5. A hearing will be scheduled by the solicitor for the Court to determine whether the application be dismissed, grant leave to file an amended application or direct that the proceedings otherwise continue (SC Code Ann. §17-28-50).
6. If the Court orders DNA testing pursuant to SC Code Ann. § 17-28-90, the clerk will send a copy of the order to the defendant, solicitor or attorney general, as applicable, and to the Office of Forensic Services at SLED.
If the Court denies DNA testing, the clerk will send a copy of the order to the defendant, solicitor or attorney general, as applicable, and file the order with the original indictment which will close the case.
7. SLED will report to the clerk of court, the applicant, and the solicitor or Attorney General, as applicable, the results of all DNA database comparisons (SC Code Ann. §17-28-100(A)). The clerk should file the results with the original indictment. The results of the DNA test may be used by the applicant, solicitor, or Attorney General as applicable, in any post-conviction proceeding or trial.
- If the results of the DNA test are exculpatory, the applicant may use those results as grounds for filing a motion for a new trial pursuant to the South Carolina Rules of Criminal Procedure. If the applicant does not file for a new trial within one year pursuant to Rule 29 of the Rules of Criminal Procedure, the clerk would then close the case.
- If the results are inconclusive, the Court may allow for additional DNA testing or may dismiss the application. If the Court dismisses the application, the clerk should end the case.
- If the results of the DNA test are inculpatory, the Court shall dismiss the application (SC Code Ann. §17-28-100) and the clerk will end the case.
B. Preservation of Evidence
SC Code Ann. §17-28-320 provides that for certain offenses, evidence should be preserved until the convicted person is released from incarceration, dies while incarcerated or is executed. If the person was convicted or adjudicated on a guilty or nolo contendere plea, the evidence must be preserved for seven years from the date of sentencing, or until the person is released from incarceration, dies while incarcerated or is executed—whichever occurs first, SC Code Ann. §17-28-320(B). A January 9, 2009 memorandum from SC Court Administration provides a summary of the 2008 Post Conviction DNA Procedures Act and may be accessed by clicking on this link 2008 Post Conviction DNA Procedures Act.
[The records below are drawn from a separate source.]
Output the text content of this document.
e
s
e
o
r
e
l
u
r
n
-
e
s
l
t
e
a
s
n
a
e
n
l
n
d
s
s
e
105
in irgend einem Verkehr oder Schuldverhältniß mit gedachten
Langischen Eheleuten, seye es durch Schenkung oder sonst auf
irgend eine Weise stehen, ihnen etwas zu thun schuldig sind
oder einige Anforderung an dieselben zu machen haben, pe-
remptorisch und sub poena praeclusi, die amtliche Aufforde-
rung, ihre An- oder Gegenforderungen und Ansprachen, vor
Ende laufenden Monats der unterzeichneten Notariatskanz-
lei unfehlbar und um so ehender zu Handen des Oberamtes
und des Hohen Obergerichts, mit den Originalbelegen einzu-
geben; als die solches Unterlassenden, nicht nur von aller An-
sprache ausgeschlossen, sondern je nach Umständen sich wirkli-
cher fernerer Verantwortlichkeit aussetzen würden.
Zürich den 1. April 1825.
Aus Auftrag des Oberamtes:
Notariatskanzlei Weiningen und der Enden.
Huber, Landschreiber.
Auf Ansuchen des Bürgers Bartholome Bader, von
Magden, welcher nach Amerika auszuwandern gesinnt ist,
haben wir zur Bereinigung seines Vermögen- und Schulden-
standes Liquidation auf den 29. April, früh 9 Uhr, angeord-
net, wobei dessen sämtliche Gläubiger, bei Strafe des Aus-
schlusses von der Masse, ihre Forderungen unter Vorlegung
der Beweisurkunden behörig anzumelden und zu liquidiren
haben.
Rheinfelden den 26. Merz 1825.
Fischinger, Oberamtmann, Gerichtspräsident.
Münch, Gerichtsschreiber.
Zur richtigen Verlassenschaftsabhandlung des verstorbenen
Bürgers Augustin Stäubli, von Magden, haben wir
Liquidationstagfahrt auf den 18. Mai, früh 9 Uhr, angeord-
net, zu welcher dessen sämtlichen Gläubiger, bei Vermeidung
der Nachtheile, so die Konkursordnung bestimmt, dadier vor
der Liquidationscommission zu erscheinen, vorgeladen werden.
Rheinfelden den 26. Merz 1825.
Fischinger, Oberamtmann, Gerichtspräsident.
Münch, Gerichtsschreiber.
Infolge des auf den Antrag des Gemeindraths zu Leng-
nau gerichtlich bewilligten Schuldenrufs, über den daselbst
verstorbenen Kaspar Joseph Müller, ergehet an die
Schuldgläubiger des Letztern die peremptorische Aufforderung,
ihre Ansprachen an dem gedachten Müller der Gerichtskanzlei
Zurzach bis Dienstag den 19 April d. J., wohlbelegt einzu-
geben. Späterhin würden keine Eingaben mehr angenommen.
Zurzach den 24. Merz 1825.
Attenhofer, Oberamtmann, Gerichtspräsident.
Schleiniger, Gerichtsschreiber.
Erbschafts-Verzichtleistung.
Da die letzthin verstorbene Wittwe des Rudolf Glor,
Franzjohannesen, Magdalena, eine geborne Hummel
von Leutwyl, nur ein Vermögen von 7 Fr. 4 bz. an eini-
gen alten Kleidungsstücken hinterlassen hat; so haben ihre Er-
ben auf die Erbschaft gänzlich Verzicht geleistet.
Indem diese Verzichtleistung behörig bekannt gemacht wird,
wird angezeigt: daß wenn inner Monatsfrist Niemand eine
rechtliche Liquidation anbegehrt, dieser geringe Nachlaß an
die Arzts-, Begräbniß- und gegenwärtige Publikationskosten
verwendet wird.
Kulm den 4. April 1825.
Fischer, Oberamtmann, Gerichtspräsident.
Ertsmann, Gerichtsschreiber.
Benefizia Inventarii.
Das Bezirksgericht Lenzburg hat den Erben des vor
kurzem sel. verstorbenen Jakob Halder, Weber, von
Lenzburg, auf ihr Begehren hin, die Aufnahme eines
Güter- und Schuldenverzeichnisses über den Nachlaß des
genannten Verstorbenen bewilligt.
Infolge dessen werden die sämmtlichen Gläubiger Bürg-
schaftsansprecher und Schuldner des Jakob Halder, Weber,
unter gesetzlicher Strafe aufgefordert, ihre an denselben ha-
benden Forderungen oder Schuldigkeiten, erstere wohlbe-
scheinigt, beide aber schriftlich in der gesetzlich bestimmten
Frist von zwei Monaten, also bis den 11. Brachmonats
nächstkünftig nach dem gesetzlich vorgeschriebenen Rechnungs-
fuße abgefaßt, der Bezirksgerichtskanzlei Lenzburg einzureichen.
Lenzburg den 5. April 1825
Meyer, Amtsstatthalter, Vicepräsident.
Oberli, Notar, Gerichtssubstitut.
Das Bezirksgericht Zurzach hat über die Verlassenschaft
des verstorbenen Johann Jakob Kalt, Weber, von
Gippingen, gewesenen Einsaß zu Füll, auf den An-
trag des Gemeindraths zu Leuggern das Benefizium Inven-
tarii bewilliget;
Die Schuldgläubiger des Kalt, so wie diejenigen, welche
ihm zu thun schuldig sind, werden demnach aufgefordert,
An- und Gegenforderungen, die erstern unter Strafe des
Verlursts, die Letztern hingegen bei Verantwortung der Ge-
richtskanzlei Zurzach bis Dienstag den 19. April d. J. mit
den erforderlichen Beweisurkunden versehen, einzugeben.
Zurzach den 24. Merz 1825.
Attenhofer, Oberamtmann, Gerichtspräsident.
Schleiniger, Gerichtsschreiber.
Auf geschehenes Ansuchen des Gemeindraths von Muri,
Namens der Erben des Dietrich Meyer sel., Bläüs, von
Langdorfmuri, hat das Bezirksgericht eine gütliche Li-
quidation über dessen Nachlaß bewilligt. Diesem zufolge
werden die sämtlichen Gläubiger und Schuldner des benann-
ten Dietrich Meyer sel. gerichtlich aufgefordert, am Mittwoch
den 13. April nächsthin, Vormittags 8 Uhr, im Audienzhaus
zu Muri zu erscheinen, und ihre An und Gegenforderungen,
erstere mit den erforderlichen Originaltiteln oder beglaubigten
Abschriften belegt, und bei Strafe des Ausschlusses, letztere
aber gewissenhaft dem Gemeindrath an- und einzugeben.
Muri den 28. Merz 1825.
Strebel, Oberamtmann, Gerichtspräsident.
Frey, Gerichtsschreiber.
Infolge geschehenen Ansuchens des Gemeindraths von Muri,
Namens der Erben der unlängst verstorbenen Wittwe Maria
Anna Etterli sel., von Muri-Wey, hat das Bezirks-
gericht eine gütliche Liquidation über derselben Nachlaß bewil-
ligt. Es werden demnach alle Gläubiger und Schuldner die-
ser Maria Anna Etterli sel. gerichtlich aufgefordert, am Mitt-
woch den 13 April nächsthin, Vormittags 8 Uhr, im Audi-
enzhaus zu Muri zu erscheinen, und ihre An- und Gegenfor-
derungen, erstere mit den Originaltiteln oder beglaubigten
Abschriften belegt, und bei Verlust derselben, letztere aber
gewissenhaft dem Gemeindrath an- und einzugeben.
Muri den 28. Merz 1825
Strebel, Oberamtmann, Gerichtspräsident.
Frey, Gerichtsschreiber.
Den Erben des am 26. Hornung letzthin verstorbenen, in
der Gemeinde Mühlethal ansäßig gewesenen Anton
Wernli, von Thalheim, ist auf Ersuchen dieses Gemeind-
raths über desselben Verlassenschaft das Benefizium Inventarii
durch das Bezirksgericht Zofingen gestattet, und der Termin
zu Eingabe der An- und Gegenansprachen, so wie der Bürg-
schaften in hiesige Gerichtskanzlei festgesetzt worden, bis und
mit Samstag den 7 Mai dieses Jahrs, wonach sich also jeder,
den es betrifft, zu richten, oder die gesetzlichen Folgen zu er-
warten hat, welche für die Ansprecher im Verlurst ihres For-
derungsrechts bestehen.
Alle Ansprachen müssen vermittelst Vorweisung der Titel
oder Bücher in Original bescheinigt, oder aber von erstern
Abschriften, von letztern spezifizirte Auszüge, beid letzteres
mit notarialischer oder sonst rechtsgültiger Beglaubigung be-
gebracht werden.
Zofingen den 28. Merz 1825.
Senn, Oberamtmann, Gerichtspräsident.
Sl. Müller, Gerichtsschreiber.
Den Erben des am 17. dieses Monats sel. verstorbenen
C. Custodian of Evidence Registration
Pursuant to SC Code Ann. §17-28-20(2), Clerks of Court are considered to be custodians of evidence under the Preservation of Evidence Act. SC Code Ann. §17-28-330(A) requires the custodian of evidence to register with the SC Department of Corrections or the SC Department of Juvenile Justice after a person is convicted or adjudicated for at least one of the offenses listed in SC Code Ann. §17-28-320. Rule 606 of the SC Appellate Court Rules provides provisions regarding the disposition of exhibits in cases involving crimes listed in the Preservation of Evidence Act and in SC Code Ann. §17-28-30.